Silvio Berlusconi e il Contratto con gli italiani del 2001

Quello storico, firmato nel salotto di Bruno Vespa

di andreas

Visto che tra pochi giorni salterà fuori il nuovo Contratto con gli italiani di Silvio Berlusconi, è il momento più giusto per ricordarci – a 13 anni di distanza – quel gran momento di televisione che fu il momento della firma del Contratto originale, con il Cavaliere seduto alla scrivania nello studio di uno Bruno Vespa ammaliato dal fascino berlusconiano. Le lire erano appena andate in pensione, quindi ancora non ci si esprimeva in euro, l’emergenza non era la crisi ma la criminalità e gli immigrati clandestini. Ma il chiodo fisso di Berlusconi era sempre il solito: le tasse.

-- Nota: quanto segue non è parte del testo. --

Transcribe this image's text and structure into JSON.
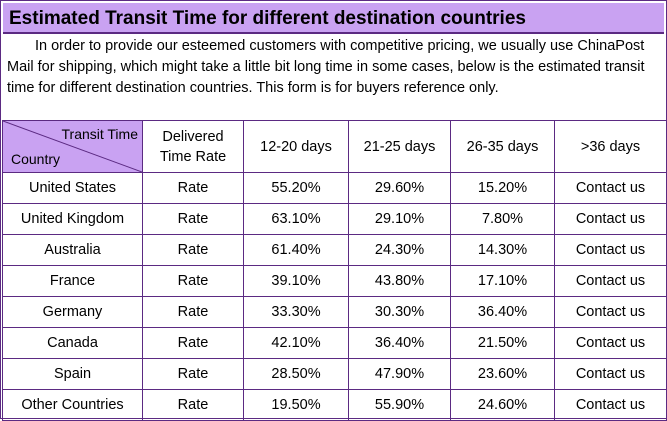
{
  "title": "Estimated Transit Time for different destination countries",
  "intro": "In order to provide our esteemed customers with competitive pricing, we usually use ChinaPost Mail for shipping, which might take a little bit long time in some cases, below is the estimated transit time for different destination countries. This form is for buyers reference only.",
  "table": {
    "corner_top": "Transit Time",
    "corner_bottom": "Country",
    "col_delivered_line1": "Delivered",
    "col_delivered_line2": "Time Rate",
    "col_1": "12-20 days",
    "col_2": "21-25 days",
    "col_3": "26-35 days",
    "col_4": ">36 days",
    "rows": [
      {
        "country": "United States",
        "rate": "Rate",
        "c1": "55.20%",
        "c2": "29.60%",
        "c3": "15.20%",
        "c4": "Contact us"
      },
      {
        "country": "United Kingdom",
        "rate": "Rate",
        "c1": "63.10%",
        "c2": "29.10%",
        "c3": "7.80%",
        "c4": "Contact us"
      },
      {
        "country": "Australia",
        "rate": "Rate",
        "c1": "61.40%",
        "c2": "24.30%",
        "c3": "14.30%",
        "c4": "Contact us"
      },
      {
        "country": "France",
        "rate": "Rate",
        "c1": "39.10%",
        "c2": "43.80%",
        "c3": "17.10%",
        "c4": "Contact us"
      },
      {
        "country": "Germany",
        "rate": "Rate",
        "c1": "33.30%",
        "c2": "30.30%",
        "c3": "36.40%",
        "c4": "Contact us"
      },
      {
        "country": "Canada",
        "rate": "Rate",
        "c1": "42.10%",
        "c2": "36.40%",
        "c3": "21.50%",
        "c4": "Contact us"
      },
      {
        "country": "Spain",
        "rate": "Rate",
        "c1": "28.50%",
        "c2": "47.90%",
        "c3": "23.60%",
        "c4": "Contact us"
      },
      {
        "country": "Other Countries",
        "rate": "Rate",
        "c1": "19.50%",
        "c2": "55.90%",
        "c3": "24.60%",
        "c4": "Contact us"
      }
    ]
  },
  "colors": {
    "header_purple": "#c9a2f2",
    "border": "#5b2a82",
    "contact_red": "#cc1010"
  }
}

Che infatti prometteva di abbattere in ogni modo, insieme alla creazione di posti di lavoro in quantità e insomma tutto il campionario di berlusconiane promesse che ormai conosciamo benissimo. La cosa più bella era la chiusa del contratto, che recitava testualmente:

Nel caso in cui al termine dei cinque anni di governo almeno 4 su 5 di questi traguardi non fossero stati raggiunti, Silvio Berlusconi si impegna formalmente a non ripresentare la sua candidatura alle successive elezioni politiche.


Ma poi le promesse le aveva mantenute? Giudicate voi.

    1. Abbattimento della pressione fiscale
    • con l’esenzione totale dei redditi fino a 22 milioni di lire annui;
    • con la riduzione al 23 per cento dell’aliquota per i redditi fino 200 milioni;
    • con la riduzione al 33 per cento dell’aliquota per i redditi sopra i 200 milioni;
    • con l’abolizione della tassa di successione e della tassa sulle donazioni.
    2. Attuazione del “Piano per la difesa dei cittadini e la prevenzione dei crimini” che prevede tra l’altro l’introduzione dell’istituto del poliziotto o carabiniere o vigile di quartiere” nelle città, con il risultato di una forte riduzione del numero di reati rispetto agli
    attuali 3 milioni.
    3. Innalzamento delle pensioni minime ad almeno 1 milione di lire al mese.
    4. Dimezzamento dell’attuale tasso di disoccupazione con la creazione di almeno 1 milione e mezzo di nuovi posti di lavoro.
    5. Apertura dei cantieri per almeno il 40 per cento degli investimenti previsti dal “Piano decennale per le Grandi Opere” considerate di emergenza e comprendente strade, autostrade, metropolitane, ferrovie, reti idriche e opere idro-geologiche per la difesa dalle alluvioni.

Così, a naso, ci si ricorda giusto giusto del vigile di quartiere: quelli che ancora oggi, ogni tanto, si vedono chiacchierare con il panettiere e riconoscibili – almeno a Milano – per la fascia rossa che tengono al braccio.